The first step, in taking this game to the next level, is ...
...to have a very clear view of prior art!
(and pardon me to say, the question doesn't suggest that you have such an extensive insight into the matter [and you're not alone, count me in ;-)])
Even, and maybe in particular, if your intention is to apply completely novel techniques and models, it seems important to review the literature on current and past practices. Aside from possibly identifying elements that may be adapted or reused in a new implementation, a survey of the domain will provide an keen understanding of the nature of the problem[s].
I've personally tried -on various and multiple occasions!- either the naive approach or the sophomoric approach to tackling broadly-defined problems. With the naive approach, one has but a very slight idea of the true nature and scope of the problem. The sophomoric sees us better equipped with domain knowledge and also with related tools, but this can also be misleading because without a deeper understanding, we tend to mis-read/mis-understand new material offered to us and also misuse some of the tools (a bit like the the fellow who's "good with a hammer" for whom many things look like a nail...)
It is particularly easy to make these mistakes in the field of NLP. That's because
Common sense seems to be all is required: after all a child, who's native tongue is English understands subtleties like
"He's not really an expert"
"He's really not an expert" (small wink at the OP's reference to the ordering of word in the English language)
We live in such exciting times, technology and knowledge wise: Processing power, programming language and tools, mathematical techniques, availability of affordable corpora... to name a few of these things that make this moment in time so special.
Far from me the idea of discouraging you in your chat-bot endeavor, I just hope that this long and generic exposé will encourage to look-before-you-leap, as this will truly save you time in the long run, I think in two ways:
provide you some frames of references (again, even if your intention is to "think outside these boxes")
maybe entice you to redefine the problem, for example by limiting it to particular domains of conversation (sports, or health, or life at a particular university campus...) or by focusing on a particular aspect of the problem (semantic awareness, smooth, natural sounding grammar, use of colloquial forms...)
Good luck ;-)

Check out MegaHAL's implementation for some ideas. We've used a variant of this bot for ages in an IRC channel of ours, and he does on occasion appear to be the intelligent mixture of many of our dominant personalities.

You "train" the bot -
each time the bot answer, you rank (or the tester) the answer - if the answer is good/logical - give high rank, if the answer is bad... low/negative rank.
use the ranking in the future to choose the answer, and this is how the bot learns...

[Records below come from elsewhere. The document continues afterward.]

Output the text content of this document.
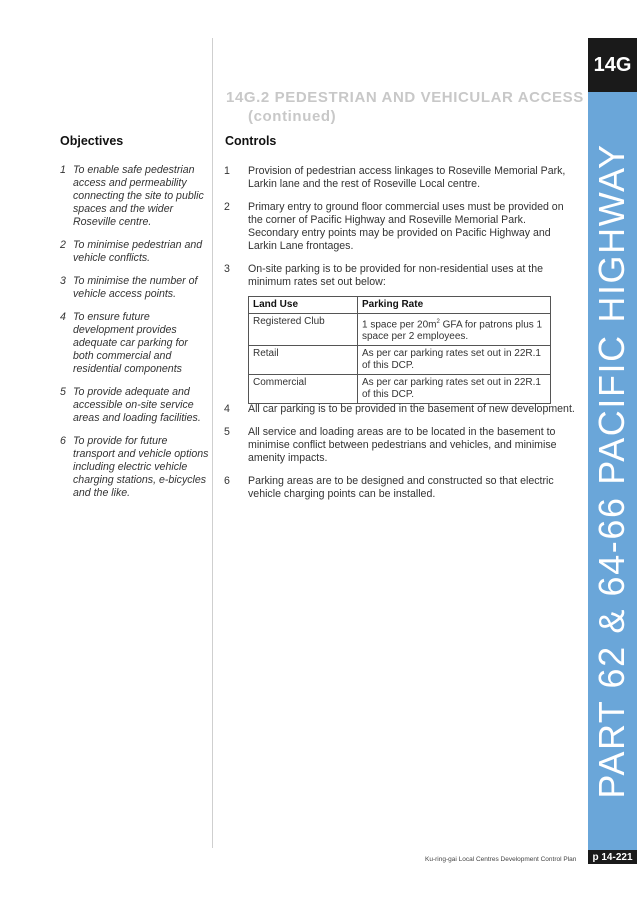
14G.2 PEDESTRIAN AND VEHICULAR ACCESS
(continued)
Objectives	Controls
1 To enable safe pedestrian access and permeability connecting the site to public spaces and the wider Roseville centre.
2 To minimise pedestrian and vehicle conflicts.
3 To minimise the number of vehicle access points.
4 To ensure future development provides adequate car parking for both commercial and residential components
5 To provide adequate and accessible on-site service areas and loading facilities.
6 To provide for future transport and vehicle options including electric vehicle charging stations, e-bicycles and the like.
1	Provision of pedestrian access linkages to Roseville Memorial Park, Larkin lane and the rest of Roseville Local centre.
2	Primary entry to ground floor commercial uses must be provided on the corner of Pacific Highway and Roseville Memorial Park. Secondary entry points may be provided on Pacific Highway and Larkin Lane frontages.
3	On-site parking is to be provided for non-residential uses at the minimum rates set out below:
Land Use	Parking Rate
Registered Club	1 space per $20m^2$ GFA for patrons plus 1 space per 2 employees.
Retail	As per car parking rates set out in 22R.1 of this DCP.
Commercial	As per car parking rates set out in 22R.1 of this DCP.
4	All car parking is to be provided in the basement of new development.
5	All service and loading areas are to be located in the basement to minimise conflict between pedestrians and vehicles, and minimise amenity impacts.
6	Parking areas are to be designed and constructed so that electric vehicle charging points can be installed.
14G
PART 62 & 64-66 PACIFIC HIGHWAY
Ku-ring-gai Local Centres Development Control Plan	p 14-221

There's a great description of Eliza in Paradigms of AI Programming. You should be able to implement a simple Eliza bot in a few days of work.
This isn't a learning algorithm, but it's surprising how realistic answers can be from something so simple.

You can create your own chat bot on BOT libre, http://www.botlibre.com.
The bots learns, can be trained, can be scripted, and your can program them, or let them program themselves.
Thew site supports embedding your bot on your own site, has REST API access, Android, IRC, Twitter. Free hosting, even for commercial bots.

AIML from the AliceBot project may help you out. It's a whole XML schema (if that doesn't put you off) for the branch of AI its concerned with.
An example from Wikipedia:
<category>
<pattern>WHAT IS YOUR NAME</pattern>
<template>My name is <bot name="name"/>.</template>
</category>
RebbeccaAIML is one quite well documented implementation.